Cloudhawk was a godless heathen from the wastelands, without morality or respect for laws. He lived by his own code – don’t kill if you don’t have to, and don’t take someone else’s food. In his eyes he didn’t live an evil life, and taking a dagger that was slated for destruction was no big deal. Certainly nothing to feel guilty about.
Not so for Dawn.
She was a bit of a rebel, but regardless she’d grown up under the rigorous demands of religion. Sure she’d bullied people now and again, but never anything that crossed the line into egregious sin. At worst she’d gotten disapproving looks, but because of her family background there was nothing anyone could do.
This was different. This was taboo.
She liked the dagger, that was undeniable, but it was a relic of the ancient past dug up from the ruins. Collecting things like this was expressly forbidden and if word got out it would cause a scandal for their family. For this reason even holding it made her nervous, but once she took a couple swipes she was convinced.
It was the first time something like this was added to her collection. The excitement was delicious.
So she followed Cloudhawk’s example, cutting a few coins in half to test it for herself. The more she saw what the dagger could do the happier she became. “This thing definitely isn’t a relic, how can I cut metal like it was mud?”
Currency in the elysian lands were called gold, silver and copper. Although they resembled those materials in texture and color, in fact they were made from a special material given to them by the gods. No typical artisan could work with it and the coins were exceptionally resilient. Typical steel weapons – even if honed to a fine edge – couldn’t mar the surface.
“Look at the blade.” Cloudhawk pointed out the almost imperceptible black line along the edge. “I don’t understand it well myself, I’ve only seen one other like it in the wasteland. The secret is that black line. They say it’s only a few atoms thick that vibrate very quickly. When it comes in contact with normal materials it slices right through them, that’s how it does it.”
With nothing beneath her thin robes the curve of Dawn’s breasts could be glimpsed from time to time. She wasn’t a particularly voluptuous woman, but she wasn’t thin either. Her body was covered in finely toned muscle and though her breasts weren’t large, they were well proportioned for her figure.
They were close enough that Dawn could feel the heat from Cloudhawk. They were very different, but she didn’t find him detestable much to her curiosity. This young man was a filthy wasteland heathen, just coming near her was reason enough to break several of his bones!
The young guy had a peculiar, innate temperament.
Cloudhawk didn’t respect her because of her background, nor did he fear her because of her strength or attitude. It seemed that in Cloudhawk’s eyes humans weren’t separated by class. It didn’t matter if you were a noble denizen of the elysian lands or a scavenger eking out a miserable existence in the wasteland. Underneath all that everyone was the same.
Low birth wasn’t something to pity. It was no reason to feel inferior. The assertion made Cloudhawk special.

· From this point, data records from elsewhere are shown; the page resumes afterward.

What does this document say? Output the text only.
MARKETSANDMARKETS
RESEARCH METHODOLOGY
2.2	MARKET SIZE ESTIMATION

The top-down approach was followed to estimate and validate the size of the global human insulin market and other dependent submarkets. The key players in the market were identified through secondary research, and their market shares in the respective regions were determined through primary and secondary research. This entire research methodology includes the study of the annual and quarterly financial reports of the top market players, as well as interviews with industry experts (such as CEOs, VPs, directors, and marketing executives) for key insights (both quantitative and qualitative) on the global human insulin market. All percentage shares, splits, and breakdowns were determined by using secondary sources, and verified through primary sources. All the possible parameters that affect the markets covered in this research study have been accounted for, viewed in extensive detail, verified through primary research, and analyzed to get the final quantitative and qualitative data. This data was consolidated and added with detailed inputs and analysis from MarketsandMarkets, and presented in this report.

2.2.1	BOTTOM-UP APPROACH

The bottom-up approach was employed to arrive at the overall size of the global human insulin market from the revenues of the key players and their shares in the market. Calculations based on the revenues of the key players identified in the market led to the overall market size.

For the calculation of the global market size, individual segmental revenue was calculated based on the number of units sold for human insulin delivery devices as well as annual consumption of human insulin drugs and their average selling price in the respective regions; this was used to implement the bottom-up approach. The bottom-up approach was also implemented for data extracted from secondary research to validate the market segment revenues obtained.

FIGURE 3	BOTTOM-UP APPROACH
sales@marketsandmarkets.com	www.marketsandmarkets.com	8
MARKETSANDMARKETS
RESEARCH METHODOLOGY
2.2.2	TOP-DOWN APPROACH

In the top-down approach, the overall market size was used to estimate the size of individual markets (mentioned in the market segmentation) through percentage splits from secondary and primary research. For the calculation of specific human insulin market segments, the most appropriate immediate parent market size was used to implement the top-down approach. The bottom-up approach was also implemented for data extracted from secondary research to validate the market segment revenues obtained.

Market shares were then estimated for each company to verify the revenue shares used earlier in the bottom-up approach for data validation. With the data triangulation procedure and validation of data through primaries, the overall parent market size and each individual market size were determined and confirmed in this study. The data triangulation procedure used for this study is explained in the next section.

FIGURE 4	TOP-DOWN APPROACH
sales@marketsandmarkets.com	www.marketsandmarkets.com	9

When she looked at him Dawn saw that he was young, but much more was written on his face. She saw a turbulent past, his wild nature, and loneliness. A lone wolf who crossed many leagues of inhospitable desert.
He was a man with a story.
He didn’t look special, not outstanding in any way, or even very handsome. Compared with Frost de Winter he couldn’t match either, either in appearance or temperament. But he had delicate good looks, pleasing enough to the eye.
It was about then Cloudhawk noticed Dawn staring at him and returned her gaze. He was a plain sort, in not so many words, but if there was one thing that made the wastelander stand out it was his dark eyes.
“You don’t understand much of anything.”  When their eyes met Dawn suddenly felt nervous, she wasn’t used to standing so close to other people. She pushed the dagger into its special sheath and backed off a few steps. “How could the wastelands have such curious things? You’re from there, is it fun?”
For a second Cloudhawk didn’t know how to respond. He frowned and dropped his eyes a little, looking off into space. He said before giving his answer. “It’s not someplace you ever want to visit.”
“Doesn’t that bitch live fine out there?” Her irritation with him was renewed. “Why can she go and I can’t? What does she have that I don’t?!”
There was clearly a lot of bad blood between these two women.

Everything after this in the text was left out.